Brad Pitt in Burn After ReadingBURN AFTER READING

Brad Pitt is so adorably dim-witted in the Coen brothers' espionage comedy Burn After Reading, and John Malkovich is so hilariously profane (and singularly weird), that it's a little heartbreaking to admit just how disappointing the actors' debut outing with the Coens actually is. From 1984's Blood Simple to last year's No Country for Old Men, the filmography of Joel and Ethan has been chockablock with enjoyably eccentric throwaway characters. Until now, though, I'd never seen a Coen brothers movie that was nothing but a series of enjoyably eccentric throwaway characters; Pitt, Malkovich, and the film's other hard-working performers provide a decent enough time, yet I still left Burn Without Reading feeling a little bewildered and annoyed, and counting the months - hopefully not too many - until the siblings' next endeavor.

The film's strenuously labyrinthine plot, which involves blackmail, adultery, and ceaseless paranoia in Washington, D.C., is almost too torturous to explain, which is fine, because the Coens themselves don't seem much interested in their plot. It's difficult, however, to determine just what they are interested in here. We're given an avalanche of potentially amusing satirical figures (George Clooney's happily adulterous federal marshal, Frances McDormand's augmentation-obsessed gym employee, Tilda Swinton's two-timing D.C. socialite), but it isn't clear what they're meant to be satirizing - certainly something more than the rampant idiocy in our nation's capitol? - and their encounters and missed connections are so random as to be completely arbitrary.
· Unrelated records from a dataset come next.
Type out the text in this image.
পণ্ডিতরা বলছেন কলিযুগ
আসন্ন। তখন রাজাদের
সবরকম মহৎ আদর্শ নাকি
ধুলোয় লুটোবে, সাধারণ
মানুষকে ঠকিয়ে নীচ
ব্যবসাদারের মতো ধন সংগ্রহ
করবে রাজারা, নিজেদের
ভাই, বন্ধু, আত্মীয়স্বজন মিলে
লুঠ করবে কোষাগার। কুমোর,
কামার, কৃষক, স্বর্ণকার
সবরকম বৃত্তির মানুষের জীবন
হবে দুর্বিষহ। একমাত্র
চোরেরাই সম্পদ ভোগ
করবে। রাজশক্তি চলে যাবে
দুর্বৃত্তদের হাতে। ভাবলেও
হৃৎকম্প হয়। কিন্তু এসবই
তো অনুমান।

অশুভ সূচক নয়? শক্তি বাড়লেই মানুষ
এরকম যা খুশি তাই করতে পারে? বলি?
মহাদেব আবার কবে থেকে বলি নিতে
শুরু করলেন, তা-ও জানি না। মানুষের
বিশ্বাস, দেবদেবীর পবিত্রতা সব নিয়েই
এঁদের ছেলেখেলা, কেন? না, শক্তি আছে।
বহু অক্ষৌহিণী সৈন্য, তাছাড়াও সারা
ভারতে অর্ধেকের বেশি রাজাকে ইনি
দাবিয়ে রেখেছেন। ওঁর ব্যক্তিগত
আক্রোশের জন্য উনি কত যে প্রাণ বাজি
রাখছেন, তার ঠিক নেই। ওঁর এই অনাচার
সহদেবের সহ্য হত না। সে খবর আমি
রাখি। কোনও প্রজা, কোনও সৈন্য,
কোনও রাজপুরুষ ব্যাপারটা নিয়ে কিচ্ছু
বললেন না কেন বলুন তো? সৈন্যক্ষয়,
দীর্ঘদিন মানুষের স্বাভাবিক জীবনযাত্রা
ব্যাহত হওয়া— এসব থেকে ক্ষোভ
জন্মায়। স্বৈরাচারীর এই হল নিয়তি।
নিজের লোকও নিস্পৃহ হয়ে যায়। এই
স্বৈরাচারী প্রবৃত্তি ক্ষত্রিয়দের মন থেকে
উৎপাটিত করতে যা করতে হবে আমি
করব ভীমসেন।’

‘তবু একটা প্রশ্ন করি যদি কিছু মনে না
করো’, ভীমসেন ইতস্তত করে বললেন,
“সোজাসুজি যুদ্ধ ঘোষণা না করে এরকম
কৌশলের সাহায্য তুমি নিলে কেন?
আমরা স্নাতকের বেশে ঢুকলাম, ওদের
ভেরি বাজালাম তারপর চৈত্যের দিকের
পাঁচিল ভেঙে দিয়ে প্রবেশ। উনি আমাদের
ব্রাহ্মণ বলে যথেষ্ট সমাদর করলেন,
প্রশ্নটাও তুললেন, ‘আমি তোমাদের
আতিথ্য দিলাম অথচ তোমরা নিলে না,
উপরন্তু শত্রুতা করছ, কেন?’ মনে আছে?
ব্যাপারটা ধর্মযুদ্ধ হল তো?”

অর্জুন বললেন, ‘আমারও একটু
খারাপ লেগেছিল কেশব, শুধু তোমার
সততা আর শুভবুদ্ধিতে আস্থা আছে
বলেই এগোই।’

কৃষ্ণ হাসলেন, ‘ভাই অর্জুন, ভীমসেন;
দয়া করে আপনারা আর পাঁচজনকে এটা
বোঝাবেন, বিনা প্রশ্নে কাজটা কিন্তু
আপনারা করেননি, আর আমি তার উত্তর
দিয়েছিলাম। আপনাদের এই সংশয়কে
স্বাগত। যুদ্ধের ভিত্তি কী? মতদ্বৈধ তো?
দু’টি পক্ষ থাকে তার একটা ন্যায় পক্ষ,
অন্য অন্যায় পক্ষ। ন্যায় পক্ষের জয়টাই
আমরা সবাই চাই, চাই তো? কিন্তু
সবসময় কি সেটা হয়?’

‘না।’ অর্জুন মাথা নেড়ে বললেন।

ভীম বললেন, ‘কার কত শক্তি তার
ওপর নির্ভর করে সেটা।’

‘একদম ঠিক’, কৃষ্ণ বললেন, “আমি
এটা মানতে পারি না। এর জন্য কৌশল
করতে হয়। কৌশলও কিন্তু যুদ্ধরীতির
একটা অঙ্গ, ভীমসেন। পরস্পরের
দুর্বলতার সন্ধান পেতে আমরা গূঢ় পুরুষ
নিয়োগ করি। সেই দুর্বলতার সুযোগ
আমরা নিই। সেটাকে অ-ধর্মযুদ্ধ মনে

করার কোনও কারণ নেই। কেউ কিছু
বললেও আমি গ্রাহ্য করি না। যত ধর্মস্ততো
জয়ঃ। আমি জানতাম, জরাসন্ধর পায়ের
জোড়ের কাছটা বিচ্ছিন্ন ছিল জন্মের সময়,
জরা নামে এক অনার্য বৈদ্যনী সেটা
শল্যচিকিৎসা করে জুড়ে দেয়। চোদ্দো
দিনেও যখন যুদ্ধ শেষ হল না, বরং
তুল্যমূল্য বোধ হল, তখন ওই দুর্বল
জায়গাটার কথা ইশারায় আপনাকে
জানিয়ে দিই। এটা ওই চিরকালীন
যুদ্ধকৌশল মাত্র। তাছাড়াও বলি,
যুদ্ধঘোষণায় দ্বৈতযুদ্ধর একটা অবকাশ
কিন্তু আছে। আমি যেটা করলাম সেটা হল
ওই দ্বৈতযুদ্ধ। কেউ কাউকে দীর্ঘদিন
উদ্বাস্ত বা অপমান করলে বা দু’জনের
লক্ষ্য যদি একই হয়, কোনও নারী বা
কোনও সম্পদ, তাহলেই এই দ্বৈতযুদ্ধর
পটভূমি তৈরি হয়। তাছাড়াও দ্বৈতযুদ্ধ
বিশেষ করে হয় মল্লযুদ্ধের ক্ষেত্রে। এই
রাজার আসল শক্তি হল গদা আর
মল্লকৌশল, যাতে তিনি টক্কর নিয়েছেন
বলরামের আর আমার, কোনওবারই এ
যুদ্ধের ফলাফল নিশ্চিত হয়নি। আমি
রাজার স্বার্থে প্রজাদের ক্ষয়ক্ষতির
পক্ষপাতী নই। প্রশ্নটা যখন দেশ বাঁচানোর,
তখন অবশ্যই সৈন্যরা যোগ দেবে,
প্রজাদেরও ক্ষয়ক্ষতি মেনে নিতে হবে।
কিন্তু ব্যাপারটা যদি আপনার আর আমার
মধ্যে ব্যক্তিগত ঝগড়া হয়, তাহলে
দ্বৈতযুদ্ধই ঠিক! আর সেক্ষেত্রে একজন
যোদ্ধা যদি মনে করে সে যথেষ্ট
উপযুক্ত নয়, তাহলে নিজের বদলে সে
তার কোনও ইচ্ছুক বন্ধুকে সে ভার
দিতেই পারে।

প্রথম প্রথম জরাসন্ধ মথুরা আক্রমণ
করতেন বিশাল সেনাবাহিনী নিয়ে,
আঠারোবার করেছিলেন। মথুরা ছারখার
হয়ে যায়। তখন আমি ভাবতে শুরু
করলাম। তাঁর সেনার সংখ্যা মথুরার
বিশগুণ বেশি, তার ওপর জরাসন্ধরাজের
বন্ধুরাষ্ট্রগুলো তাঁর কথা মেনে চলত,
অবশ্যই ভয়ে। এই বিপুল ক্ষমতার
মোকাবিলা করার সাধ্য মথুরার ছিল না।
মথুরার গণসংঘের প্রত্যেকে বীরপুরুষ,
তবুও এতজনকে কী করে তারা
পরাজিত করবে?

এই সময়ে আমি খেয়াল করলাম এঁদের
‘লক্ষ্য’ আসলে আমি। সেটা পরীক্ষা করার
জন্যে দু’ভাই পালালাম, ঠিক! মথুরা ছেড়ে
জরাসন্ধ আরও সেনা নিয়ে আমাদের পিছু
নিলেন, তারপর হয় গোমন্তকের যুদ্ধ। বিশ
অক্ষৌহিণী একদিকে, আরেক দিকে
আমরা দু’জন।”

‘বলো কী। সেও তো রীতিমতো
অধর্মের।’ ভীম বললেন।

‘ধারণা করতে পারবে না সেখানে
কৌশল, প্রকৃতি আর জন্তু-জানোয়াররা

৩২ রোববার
All throughout the film, you keep waiting for the "a-ha!" moment when the numerous, seemingly unconnected storylines and characters finally coalesce into some satisfying whole, and it never happens. (They come close in the final scene, but by then it's too late to care.)

Beyond the writers/directors' always-admirable technical virtuosity, there's very little about the film that holds your attention - even the dialogue is mostly flat - and so you wind up incredibly grateful for the rare, nutty grace notes: Malkovich's stinging enunciation when hurling obscenities; Pitt's happy jackass trying to look tough by narrowing his eyes into slits; J.K. Simmons' C.I.A. director throwing up his hands at the whole nonsensical mess (much like the audience). There are scattered giggles throughout the Coens' latest, but not nearly enough of them; put simply, Burn After Reading isn't as bad as Intolerable Cruelty, and it isn't as good as ... well ... all the others.

 

Meg Ryan and Annette Bening in The WomenTHE WOMEN

She's a beautiful, talented actress, and she always comes across as such a kind person in interviews, so what in heaven's name did Annette Bening do to deserve the atrocious treatment she gets in The Women? True, her material is no more vapid than anyone's in writer/director Diane English's ungainly update of Clare Boothe Luce's marvelously mean-spirited stage comedy and George Cukor's beloved 1939 film adaptation. But playing the sardonic best friend to Meg Ryan's recently cheated-on spouse, the actress, looking pale, wan, and wrinkled, has been photographed almost insultingly poorly. We're told that Bening's Sylvie Fowler and Ryan's Mary Haines have been friends since college, and you end up wondering: Was Sylvie Mary's professor? (Not that The Women gives any indication of it, but Bening is Ryan's elder by less than three years.)

Adding insult to (cinematic) injury, Bening is one of the few performers here who seem even to be trying to add some wit to the proceedings, which are like Sex & the City minus the tartness, cleverness, and occasional honesty. There are good, bitchy readings by Candice Bergen and Eva Mendes (who is also treated awfully, but at least looks good), but Debra Messing, Jada Pinkett Smith, Debi Mazar, Cloris Leachman, and Bette Midler end up resorting to sitcom-honed obviousness, and Meg Ryan is just as perky, sincere, and predictable as you'd expect (and, for some of us, secretly dread). Barring a late-film guest, The Women is a movie wholly devoid of Y chromosomes, which is both novel and long overdue. But English's revamp is so formulaic and tiresome that you end up wishing it had bypassed the cineplex and proceeded directly to television, where it would likely sound - and no doubt look - much more at home.

 

Robert De Niro and Al Pacino in Righteous KillRIGHTEOUS KILL

A little Web research would probably reveal just how much money Robert De Niro and Al Pacino received for their participation in the foolish, hackneyed serial-killer drama Righteous Kill, but is there any figure that wouldn't be depressing as hell? (The film's interminable 100 minutes feel nearly as long as the miserable 88 Minutes that Righteous Kill director Jon Avnet - and Pacino - foisted on us earlier this year.) De Niro barks and makes that face that suggests a man grimacing his way through a painful bowel movement, and Pacino chomps his chewing gum and looks vaguely amused at the ludicrousness of it all, and a younger generation of moviegoers is left, yet again, wondering why the braying stars were once considered gods of the acting profession. Some of us among the older generations of moviegoers are beginning to wonder, too.